On the whole, I think not. Of course, there is an end to be served by making our political masters go through the motions in public, wheeling them through the latest atrocity by one of the most brilliant of our younger artists, or forcing them - if necessary at gunpoint - to sit through some ghastly new play. That kind of expression of support for national art is something they ought to do, to show solidarity and confidence in a national industry, in much the same way that they ought occasionally to visit factories.

But I don't think we want them actually to like the stuff, or develop much of an interest in it. The Queen is a past master of this, cheerfully going to all sorts of bilge by Birtwistle in the national interest, when we all know that she quietly prefers a military band playing selections from South Pacific. Most politicians, like William Hague with his execrable taste in pictures, are appallingly philistine, but some are very cultured people - it was said that half of John Major's Cabinet went to the opera in their spare time, and the other went birdwatching.

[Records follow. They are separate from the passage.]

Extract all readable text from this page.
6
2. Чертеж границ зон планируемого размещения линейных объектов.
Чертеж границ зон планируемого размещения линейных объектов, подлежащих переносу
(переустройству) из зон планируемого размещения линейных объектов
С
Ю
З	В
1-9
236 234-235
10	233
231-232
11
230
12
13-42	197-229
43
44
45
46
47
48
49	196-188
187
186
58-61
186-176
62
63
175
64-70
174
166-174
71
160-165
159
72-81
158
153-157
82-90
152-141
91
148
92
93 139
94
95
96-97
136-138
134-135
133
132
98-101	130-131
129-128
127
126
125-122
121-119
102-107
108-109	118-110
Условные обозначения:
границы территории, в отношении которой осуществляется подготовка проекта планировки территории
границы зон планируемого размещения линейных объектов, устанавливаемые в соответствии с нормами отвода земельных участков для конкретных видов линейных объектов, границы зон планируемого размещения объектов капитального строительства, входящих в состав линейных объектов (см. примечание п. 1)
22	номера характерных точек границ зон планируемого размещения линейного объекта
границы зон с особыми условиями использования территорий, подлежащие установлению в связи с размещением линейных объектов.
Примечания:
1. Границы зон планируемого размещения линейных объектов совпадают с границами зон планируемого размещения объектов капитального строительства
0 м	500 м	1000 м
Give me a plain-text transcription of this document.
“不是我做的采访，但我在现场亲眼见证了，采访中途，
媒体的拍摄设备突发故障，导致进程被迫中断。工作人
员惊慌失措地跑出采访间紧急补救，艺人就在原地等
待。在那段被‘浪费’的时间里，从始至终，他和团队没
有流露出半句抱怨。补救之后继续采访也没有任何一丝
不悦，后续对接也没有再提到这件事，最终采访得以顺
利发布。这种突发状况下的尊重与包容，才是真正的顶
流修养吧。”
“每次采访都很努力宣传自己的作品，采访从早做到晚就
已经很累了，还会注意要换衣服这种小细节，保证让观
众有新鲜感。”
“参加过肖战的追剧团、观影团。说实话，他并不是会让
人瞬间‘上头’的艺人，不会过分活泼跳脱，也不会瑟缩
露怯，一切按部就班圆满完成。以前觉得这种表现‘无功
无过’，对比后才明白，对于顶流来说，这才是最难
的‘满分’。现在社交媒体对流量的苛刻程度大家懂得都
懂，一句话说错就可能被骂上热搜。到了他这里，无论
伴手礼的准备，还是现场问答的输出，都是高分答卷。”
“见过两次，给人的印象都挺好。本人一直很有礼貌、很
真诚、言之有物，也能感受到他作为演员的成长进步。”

Most of the aesthetes, however, have the sense to keep quiet about it. Chris Smith knows Wordsworth backwards; Alan Clark had a noble, instinctive, genetic sort of eye; Michael Portillo goes to Bayreuth; John Major, by all accounts, was quietly interested not just in opera but in new art - the best art in No 10 was apparently installed during his period of office.

When it gets a little noisier, one starts to feel suspicious. David Mellor was certainly a very cultivated man, with his interest in Glazunov and colossal CD collection. But was it altogether helpful to have someone in charge of government policy towards culture who might have very strong aesthetic views on the merits of one orchestra rather than another? Is that altogether the job of the Government? Should, in short, public expenditure on the arts be decided by someone who might have been swayed by a superlative account the night before of the Damnation de Faust, or would it not be better to have someone who admits frankly that his competence stops at questions of funding and policy?

Amusing as John Prescott's comments on Henry Moore undoubtedly were, there's a strange sense of reassurance in the knowledge that he, and not some trembling aesthete, is at the helm.